Os jovens estão a “reconectar-se” com os livros. E a trocar os ecrãs pelo papel. Que ajuda a parar, melhora a aprendizagem e promove a concentração e o pensamento abstrato.
Numa altura em que a tecnologia impera e o digital domina hábitos e políticas, a surpresa acontece: há mais jovens a ler. E em papel. Uma tendência que vem provar a eterna atração por este material e profetizar o seu longo futuro.
O anúncio “oficial” da tendência chegou por ocasião da Feira do Livro de Lisboa, no passado mês de junho, com o presidente da APEL (Associação Portuguesa de Editores e Livreiros), Pedro Sobral, a revelar a existência de indícios de que “as pessoas estão a reconectar-se à leitura”, em particular na faixa entre os 18 e os 30 anos; e a comissária do Plano Nacional de Leitura (PNL), Regina Duarte, a reconhecer que os jovens “estão a ler mais” e a procurar “uma alternativa ao ecrã”: “Gostam de ler, gostam de ter o livro como objeto e ler o livro em papel. Gostam do tempo de leitura”.
Numa declaração conjunta, a comissária e a subcomissária do PNL, Regina Duarte e Andreia Brites, confirmam à My Planet esta tendência. “É factual que o mercado do livro cresceu desde o final da pandemia”, referem. “Há tendências, nomeadamente no que concerne o público entre os 15 e os 34 anos, de maiores hábitos de leitura”, sublinham, adiantando que “assistimos a fenómenos de agregação comunitária, como os canais dedicados aos livros nas redes sociais, ou a um aumento da oferta de títulos em áreas de interesse específicas”.
Por outro lado, prosseguem, “multiplicam-se fenómenos de vendas de livros juvenis ou lidos pelo público mais jovem”, garantindo que “exemplos não faltam e não são de hoje”: “Começando pela saga Harry Potter, que já é considerada um clássico da literatura, e avançando para Crepúsculo, After, Cherub, ou segmentos como a Manga e o romance jovem adulto, não há como negar que, entre os adolescentes e jovens, há quem leia muito, com dedicação e entusiasmo”. Alem disso, “e sobretudo para demonstrar o valor do livro”, podemos referir ainda as adaptações de videojogos e séries juvenis a livros.

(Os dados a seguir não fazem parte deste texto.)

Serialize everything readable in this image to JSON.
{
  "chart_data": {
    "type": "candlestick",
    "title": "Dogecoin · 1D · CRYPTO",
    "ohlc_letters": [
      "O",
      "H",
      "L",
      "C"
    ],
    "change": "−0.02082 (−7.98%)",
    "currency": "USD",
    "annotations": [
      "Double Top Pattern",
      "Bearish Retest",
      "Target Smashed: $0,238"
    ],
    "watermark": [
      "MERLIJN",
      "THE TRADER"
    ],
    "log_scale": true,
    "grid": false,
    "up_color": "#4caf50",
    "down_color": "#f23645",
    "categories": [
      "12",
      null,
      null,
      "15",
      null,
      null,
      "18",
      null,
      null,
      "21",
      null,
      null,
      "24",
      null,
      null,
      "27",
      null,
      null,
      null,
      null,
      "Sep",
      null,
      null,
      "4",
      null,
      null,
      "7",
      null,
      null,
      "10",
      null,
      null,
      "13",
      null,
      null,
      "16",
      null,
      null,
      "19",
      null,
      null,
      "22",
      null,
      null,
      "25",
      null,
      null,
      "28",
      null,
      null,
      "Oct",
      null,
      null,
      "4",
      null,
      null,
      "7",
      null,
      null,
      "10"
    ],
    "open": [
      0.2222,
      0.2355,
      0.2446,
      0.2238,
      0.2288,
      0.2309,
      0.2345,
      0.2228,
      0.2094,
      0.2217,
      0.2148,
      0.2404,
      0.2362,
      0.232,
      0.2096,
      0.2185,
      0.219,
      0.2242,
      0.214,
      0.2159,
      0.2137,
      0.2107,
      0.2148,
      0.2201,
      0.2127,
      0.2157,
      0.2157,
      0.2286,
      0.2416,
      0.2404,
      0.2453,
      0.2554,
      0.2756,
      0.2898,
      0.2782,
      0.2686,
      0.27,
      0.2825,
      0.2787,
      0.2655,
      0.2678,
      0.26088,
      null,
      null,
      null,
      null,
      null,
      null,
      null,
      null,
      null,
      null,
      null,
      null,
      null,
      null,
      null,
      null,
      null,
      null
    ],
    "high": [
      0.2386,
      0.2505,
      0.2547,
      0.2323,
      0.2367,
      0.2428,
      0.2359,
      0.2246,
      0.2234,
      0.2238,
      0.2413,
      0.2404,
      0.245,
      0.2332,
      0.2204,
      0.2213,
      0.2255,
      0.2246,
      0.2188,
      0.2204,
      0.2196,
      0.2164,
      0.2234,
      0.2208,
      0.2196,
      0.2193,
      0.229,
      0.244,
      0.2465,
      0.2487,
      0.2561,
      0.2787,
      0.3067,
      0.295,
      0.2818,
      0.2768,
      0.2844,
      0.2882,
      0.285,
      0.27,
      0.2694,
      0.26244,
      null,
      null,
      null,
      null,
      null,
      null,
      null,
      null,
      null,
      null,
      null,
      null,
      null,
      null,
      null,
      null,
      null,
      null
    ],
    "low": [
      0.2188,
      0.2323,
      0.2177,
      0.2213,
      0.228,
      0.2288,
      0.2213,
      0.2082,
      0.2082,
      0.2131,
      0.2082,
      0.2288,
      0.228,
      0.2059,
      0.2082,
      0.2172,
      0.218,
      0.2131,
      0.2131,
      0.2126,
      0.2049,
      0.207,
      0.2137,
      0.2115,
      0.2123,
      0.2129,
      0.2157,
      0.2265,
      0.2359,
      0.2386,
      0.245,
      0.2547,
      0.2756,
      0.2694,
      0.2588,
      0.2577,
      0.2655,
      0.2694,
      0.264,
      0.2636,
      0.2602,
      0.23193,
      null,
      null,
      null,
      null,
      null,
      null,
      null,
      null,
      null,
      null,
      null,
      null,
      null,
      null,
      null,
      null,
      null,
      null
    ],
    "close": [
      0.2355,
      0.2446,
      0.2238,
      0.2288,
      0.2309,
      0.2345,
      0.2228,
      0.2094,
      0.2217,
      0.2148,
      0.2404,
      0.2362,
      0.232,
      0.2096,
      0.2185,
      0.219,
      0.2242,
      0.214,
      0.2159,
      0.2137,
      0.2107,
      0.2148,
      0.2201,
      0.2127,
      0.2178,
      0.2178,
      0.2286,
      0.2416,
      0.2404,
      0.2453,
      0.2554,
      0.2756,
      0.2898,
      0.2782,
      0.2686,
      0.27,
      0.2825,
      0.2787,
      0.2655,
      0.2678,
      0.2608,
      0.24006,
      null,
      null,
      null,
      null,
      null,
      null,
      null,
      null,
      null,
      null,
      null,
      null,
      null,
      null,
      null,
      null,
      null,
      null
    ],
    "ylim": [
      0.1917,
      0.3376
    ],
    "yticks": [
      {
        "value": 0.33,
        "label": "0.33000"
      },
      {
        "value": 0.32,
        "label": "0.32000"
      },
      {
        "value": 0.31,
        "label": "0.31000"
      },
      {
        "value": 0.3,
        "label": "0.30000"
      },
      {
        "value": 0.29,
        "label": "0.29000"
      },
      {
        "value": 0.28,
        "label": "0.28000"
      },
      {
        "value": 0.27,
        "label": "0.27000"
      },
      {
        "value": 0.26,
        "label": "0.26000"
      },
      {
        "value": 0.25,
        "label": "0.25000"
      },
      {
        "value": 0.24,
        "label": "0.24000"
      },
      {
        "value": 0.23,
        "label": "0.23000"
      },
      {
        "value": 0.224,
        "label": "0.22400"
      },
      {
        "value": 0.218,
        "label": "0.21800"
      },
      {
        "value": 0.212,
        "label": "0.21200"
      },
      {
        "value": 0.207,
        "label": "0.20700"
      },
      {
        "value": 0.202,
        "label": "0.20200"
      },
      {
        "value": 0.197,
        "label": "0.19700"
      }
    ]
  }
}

O resultado de um longo trabalho
Sara Rodi, autora de livros infantis e juvenis, confirma este interesse crescente pelos livros por parte dos mais jovens, destacando os fatores impulsionadores do fenómeno. “Não o vejo propriamente como uma tendência, mas antes como o resultado de um trabalho de promoção da leitura em muitas frentes”, diz, adiantando que “projetos como o PNL, as muitas iniciativas promovidas por câmaras e bibliotecas municipais, livrarias, editoras e museus, e o empenho de muitos educadores, professores e auxiliares, em contexto de sala de aula ou na biblioteca escolar, têm dado frutos”.
Por outro lado, acrescenta, “os pais também estão mais sensibilizados para a importância da leitura nos primeiros anos de vida”. O problema, avisa, “começa mais tarde, no início da pré-adolescência, altura em que, nas escolas, os alunos passam a lidar com um conjunto maior de disciplinas e professores – uma maior dispersão – e o investimento na promoção da leitura deixa de ser tão notório”.
A par disto, é também nestas idades que surgem outros motivos de (distr)atração. “Os alunos começam a ter telemóvel, computador, a ver séries… o que rouba tempo e foco para a leitura, e leva a uma participação mais reduzida em iniciativas ligadas ao livro”. Por outro lado, reconhece Sara Rodi, “há também menos oferta de livros para esta faixa etária (se se lê menos, as editoras também investem menos), e os pais e os professores sentem uma dificuldade muito maior em cativar os filhos/alunos para a leitura”. Por isso, defende, “temos de ser mais criativos, quer nas histórias que criamos, quer na abordagem que fazemos aos livros e à leitura”, lembrando que “para a faixa etária dos adolescentes mais velhos (a partir do secundário, sobretudo), têm surgido um conjunto de influenciadores digitais e muitas iniciativas – como clubes de leitura originais – que têm transformado a leitura numa atividade mais apetecível”.